EDITOR'S NOTE: This article is part of a Bedsider Providers series highlighting the lived experiences of getting sexual and reproductive health care with a focus on people of color. Originally published on Bedsider, articles in this series allow sexual and reproductive health care providers see through a patient’s perspective how their entire interaction with the health care system impacts their reproductive well-being. The articles in this series will appear as they were written for Bedsider, followed by questions to ask yourself for self-reflection.
Bedsider Providers is committed to strengthening health care providers ability to provide high-quality, culturally responsive sexual and reproductive care that meets patients where they are. That commitment includes celebrating all that birth control has to offer, but it also includes shining a light on some of the harsher realities, like inequities in health care.
When my doctor told me I’d need an emergency C-section after 14 hours of labor, I had no idea what to expect. I was pregnant with my first child. Twin fears—for my baby’s health and my own—gripped me as the medical staff rolled me into the operating room. Thankfully, the surgery went off without any further complications. The doctors held my baby next to my face and pronounced her a healthy little girl.
A few minutes later they finished stitching me up and wheeled me off to the recovery room. I tried to relax, dozing on and off. Although I had been awake during my delivery, the anesthesia made me groggy, itchy, and nauseated. I still couldn’t feel anything below my waist.
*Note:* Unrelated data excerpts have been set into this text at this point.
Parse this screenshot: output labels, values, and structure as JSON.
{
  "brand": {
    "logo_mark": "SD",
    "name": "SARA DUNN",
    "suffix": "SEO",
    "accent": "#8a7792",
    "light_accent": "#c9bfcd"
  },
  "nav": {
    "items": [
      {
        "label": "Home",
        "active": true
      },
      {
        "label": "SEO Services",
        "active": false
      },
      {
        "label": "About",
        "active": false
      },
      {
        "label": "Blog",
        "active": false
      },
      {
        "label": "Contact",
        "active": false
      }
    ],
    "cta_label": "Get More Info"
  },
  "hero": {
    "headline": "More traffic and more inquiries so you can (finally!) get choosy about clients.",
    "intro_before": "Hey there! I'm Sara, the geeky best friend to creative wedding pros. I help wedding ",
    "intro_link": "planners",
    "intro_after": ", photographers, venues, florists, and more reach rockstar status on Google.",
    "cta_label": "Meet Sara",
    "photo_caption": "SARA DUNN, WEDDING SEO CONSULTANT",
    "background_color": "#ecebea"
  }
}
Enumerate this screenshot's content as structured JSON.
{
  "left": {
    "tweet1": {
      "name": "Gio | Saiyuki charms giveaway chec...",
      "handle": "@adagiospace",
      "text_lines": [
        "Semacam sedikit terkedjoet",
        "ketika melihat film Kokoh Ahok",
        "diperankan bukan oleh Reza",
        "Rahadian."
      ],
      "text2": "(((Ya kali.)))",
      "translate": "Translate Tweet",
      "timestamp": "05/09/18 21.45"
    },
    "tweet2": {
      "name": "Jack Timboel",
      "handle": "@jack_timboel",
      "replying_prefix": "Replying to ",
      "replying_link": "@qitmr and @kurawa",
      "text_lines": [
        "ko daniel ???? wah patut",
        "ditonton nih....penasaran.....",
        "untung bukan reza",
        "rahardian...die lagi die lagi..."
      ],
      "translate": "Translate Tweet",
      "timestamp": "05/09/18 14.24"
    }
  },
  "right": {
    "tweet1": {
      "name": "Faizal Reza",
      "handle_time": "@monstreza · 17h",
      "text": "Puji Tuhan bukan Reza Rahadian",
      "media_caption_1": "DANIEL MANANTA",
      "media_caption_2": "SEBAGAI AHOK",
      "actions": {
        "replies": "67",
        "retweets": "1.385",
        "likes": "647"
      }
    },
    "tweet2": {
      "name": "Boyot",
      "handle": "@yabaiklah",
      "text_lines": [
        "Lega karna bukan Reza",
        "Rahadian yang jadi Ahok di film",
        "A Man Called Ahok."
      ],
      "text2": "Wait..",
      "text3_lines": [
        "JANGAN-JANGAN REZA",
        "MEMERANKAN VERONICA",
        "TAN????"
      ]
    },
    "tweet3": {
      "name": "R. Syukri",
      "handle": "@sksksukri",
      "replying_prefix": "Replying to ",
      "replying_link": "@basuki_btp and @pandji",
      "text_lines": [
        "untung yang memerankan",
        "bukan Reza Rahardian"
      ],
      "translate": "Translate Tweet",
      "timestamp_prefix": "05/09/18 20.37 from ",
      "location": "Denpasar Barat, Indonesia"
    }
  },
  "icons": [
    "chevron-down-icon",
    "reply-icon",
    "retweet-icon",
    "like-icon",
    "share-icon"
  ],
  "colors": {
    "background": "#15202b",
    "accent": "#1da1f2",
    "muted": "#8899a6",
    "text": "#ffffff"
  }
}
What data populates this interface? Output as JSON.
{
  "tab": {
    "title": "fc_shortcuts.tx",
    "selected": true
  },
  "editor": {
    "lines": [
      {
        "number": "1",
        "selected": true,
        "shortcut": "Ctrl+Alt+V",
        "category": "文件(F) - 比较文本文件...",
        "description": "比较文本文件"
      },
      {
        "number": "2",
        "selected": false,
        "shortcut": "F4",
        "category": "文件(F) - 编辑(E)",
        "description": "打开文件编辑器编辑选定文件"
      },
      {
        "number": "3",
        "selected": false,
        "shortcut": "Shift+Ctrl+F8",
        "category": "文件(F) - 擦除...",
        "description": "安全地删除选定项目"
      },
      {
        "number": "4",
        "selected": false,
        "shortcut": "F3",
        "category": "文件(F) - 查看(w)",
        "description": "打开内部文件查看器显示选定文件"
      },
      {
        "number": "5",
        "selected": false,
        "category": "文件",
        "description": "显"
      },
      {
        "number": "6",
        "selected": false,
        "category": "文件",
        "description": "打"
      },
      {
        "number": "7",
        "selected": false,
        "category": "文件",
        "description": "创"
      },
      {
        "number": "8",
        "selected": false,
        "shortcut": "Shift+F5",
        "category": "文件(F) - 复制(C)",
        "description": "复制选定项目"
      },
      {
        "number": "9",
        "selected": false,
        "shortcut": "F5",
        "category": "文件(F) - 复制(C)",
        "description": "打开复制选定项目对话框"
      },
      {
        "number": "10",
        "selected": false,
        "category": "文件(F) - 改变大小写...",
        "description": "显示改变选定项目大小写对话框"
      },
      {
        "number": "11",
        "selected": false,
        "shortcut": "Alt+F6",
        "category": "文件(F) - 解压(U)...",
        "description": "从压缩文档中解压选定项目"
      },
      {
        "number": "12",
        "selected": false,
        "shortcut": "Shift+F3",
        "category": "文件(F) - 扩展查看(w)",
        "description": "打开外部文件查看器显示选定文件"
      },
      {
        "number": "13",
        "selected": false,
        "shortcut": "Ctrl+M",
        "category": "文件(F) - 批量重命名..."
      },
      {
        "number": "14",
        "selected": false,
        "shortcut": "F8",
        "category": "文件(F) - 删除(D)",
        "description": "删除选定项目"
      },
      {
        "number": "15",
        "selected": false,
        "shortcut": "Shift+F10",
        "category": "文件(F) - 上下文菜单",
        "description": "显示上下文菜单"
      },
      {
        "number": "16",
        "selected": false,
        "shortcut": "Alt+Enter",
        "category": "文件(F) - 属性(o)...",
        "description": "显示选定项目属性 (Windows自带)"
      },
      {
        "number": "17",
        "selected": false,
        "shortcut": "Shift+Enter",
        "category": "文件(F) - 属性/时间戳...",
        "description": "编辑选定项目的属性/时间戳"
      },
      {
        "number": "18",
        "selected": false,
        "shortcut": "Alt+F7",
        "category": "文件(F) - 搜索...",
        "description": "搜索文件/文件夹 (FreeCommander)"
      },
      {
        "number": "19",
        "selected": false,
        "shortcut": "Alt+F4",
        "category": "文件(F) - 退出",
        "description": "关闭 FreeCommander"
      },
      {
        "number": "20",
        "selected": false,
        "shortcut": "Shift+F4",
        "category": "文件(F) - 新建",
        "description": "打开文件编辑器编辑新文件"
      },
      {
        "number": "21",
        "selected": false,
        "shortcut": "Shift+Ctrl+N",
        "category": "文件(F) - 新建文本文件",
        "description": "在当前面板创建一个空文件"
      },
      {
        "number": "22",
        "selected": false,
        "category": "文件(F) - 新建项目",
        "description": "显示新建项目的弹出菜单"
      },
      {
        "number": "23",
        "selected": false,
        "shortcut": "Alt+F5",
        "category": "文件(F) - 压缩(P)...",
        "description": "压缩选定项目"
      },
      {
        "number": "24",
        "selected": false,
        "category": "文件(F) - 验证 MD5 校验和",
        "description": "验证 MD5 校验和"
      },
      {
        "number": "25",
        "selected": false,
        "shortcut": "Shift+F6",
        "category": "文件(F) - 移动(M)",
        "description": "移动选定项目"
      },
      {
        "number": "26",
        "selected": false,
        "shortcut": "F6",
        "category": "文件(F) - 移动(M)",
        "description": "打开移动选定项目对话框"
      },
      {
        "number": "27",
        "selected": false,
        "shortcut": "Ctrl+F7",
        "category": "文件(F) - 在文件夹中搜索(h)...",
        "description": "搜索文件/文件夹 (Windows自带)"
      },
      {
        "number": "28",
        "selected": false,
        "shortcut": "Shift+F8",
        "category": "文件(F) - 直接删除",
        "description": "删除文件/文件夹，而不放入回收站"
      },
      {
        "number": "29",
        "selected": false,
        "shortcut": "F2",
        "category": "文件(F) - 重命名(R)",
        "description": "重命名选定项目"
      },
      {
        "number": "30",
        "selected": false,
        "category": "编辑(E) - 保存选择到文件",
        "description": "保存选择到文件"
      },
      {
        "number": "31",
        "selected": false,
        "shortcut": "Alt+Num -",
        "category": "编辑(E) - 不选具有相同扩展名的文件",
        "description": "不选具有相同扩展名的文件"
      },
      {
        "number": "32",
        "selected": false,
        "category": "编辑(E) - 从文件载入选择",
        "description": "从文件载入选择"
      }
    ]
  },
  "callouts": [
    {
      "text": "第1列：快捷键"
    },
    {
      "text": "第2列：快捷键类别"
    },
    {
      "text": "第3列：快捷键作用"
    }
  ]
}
A nurse pulled open the privacy curtain when she came to check on me. "So what are you going to do about birth control?” she demanded.
Here I was, just beginning to process my traumatic ordeal during labor, heavily medicated, and she wanted to know what my next method of contraception would be.
I didn’t get angry. Rather, her question bewildered me. I wasn’t anywhere close to thinking about sex, let alone birth control. I had literally just given birth! In the haze of postpartum hormones, I mumbled an answer I no longer remember. But the incident stayed with me.
Because this was my first child, I had no other experience to compare postpartum care with. But when I mentioned the nurse’s question to my midwife and doulas, they were shocked and dismayed. Her timing was not at all routine. The “counseling” I received immediately postpartum was in fact not an educational moment, but a pressuring one.
Hurt and anger washed over me when I realized my care differed from the norm. I was still in the hospital at that point. I wondered: Why did she ask me about birth control as if I had a problem to solve, a problem made manifest by my delivery? Did she demand I consider contraception so soon after childbirth because I was black?
It struck me that the maternity ward I delivered in served primarily low-income, minority women. Perhaps the hospital staff had an unconscious bias toward the patients in their care. I could not necessarily prove the nurse’s question was born from bias, but I felt slighted. Second-guessing if her remarks came because of my race or socioeconomic level cast a pall of uncertainty over the remainder of my hospitalization. I began to distrust the rest of the staff, and I walked away from their care without obtaining any method of birth control at all.
Implicit bias, racism, and discrimination are known to cause disparities in many areas of health care, including reproductive health. And it is not uncommon for black women to report experiencing discrimination in medical settings. In fact, one large study found that 67% of black women who had gotten family planning or birth control services reported that they’d experienced race-based discrimination when doing so. And the decisions women are forced to make to avoid discrimination can lead to even more disparities if they go without necessary medical care. It becomes a vicious cycle.
All women—all people—want medical care (including contraceptive counseling) that centers their needs and sees them as human first. Ill-timed, insensitive demands about birth control may cause women of color to mistrust their providers’ intent the way I doubted mine. It took many years to recover from the lack of faith in medical providers that this experience left me with.
I did need to talk with my provider about choosing a method postpartum. But this conversation didn’t need to happen at a vulnerable moment, before my anesthesia had even worn off. And I didn’t need to be interrogated as if I had to give an answer—or else.
When I gave birth to my second child four years later, my new provider waited until I was ready to bring up contraception.
Only then did she ask, “Have you thought about birth control?”
Her phrasing made me feel in control and supported. We discussed my options and preferences. I told her I didn’t know much about IUDs or the implant, and she didn’t pressure me—she just explained how they worked. Then she handed me a few informational pamphlets to read when I got home. I walked away equipped to make a decision about my body.
My new doctor had demonstrated the way my first postpartum contraceptive counseling experience should have gone. With our providers’ assistance, women of color can feel empowered to decide if, when, and under what circumstances to become pregnant. It is imperative that our relationships with our reproductive health care providers are characterized by trust. I know that trusting my provider made all the difference the second time around.
- In my practice, when and how are patients asked about their birth control method use and plans?
- How does the timing and the physical setting where patients are asked about their birth control method(s) perpetuate systemic inequities?
- Do I find myself defending the providers in this article? Do I see myself in these providers?
- What practice(s) do I have in place for checking my own biases? How can I acknowledge my biases without making them character judgements that prevent meaningful behavior change?